One good line/moment: There were a handful of smirk/light chuckle-worthy moments. I did enjoy that Marge’s makeshift store was called “MURMUR.”
And so ends the momentous 30th season. Thankfully it seems like season 28 is still the absolute low point of the series thus far, with the two seasons following it seeming like the attempted scraping and clawing out of the deep, dark hole they’ve been plummeting down since the year 2000. It’s hard to really rank these seasons how little I enjoy any of this shit anymore, but I given season 30 a bit more credit over season 29 for containing a couple of interesting ideas and concepts that unfortunately were completely squandered (“Krusty the Clown,” “The Clown Stays in the Picture”) and for “Bart vs.
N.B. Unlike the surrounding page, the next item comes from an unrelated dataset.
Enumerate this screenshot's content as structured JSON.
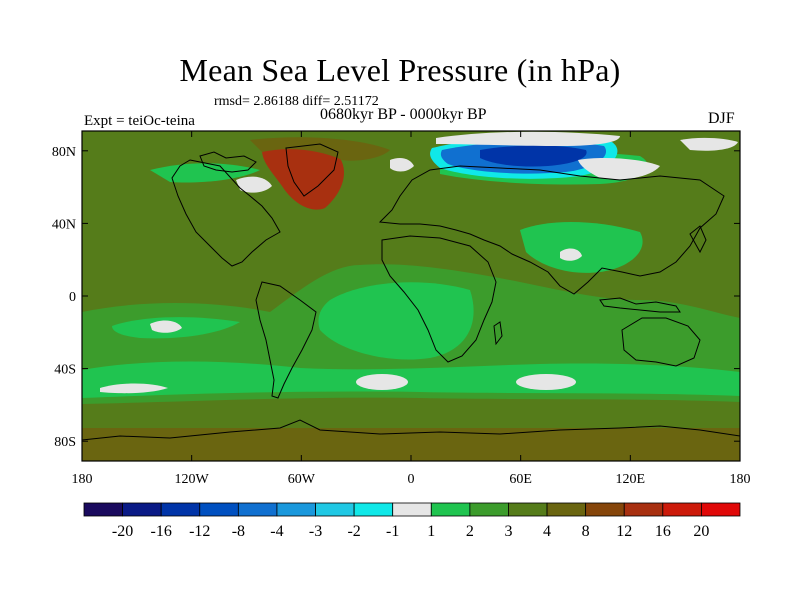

Itchy & Scratchy,” an episode that wasn’t perfect, but I could at least feel like there was a ghost of a new, authentic voice behind it. As this season wraps up, The Simpsons is now officially a Disney property. They’ll be exclusively streaming on Disney+, airing on Freeform, and our favorite family’s faces will likely be plastered all over many a Disney corporate event. The show is still signed on for two more seasons, and at this point, I really don’t see any end in sight at this point. What else will Disney attempt to squeeze from this withered husk of a series? How long can the show possibly go? Tune in this fall for the soul-shriveling continuation of Me Blog Write Good! As usual, thanks so much for reading. I’m glad you guys enjoy reading this thing, and as long as this show refuses to die, then neither will this goddamn stupid blog. Bring it on, season 31.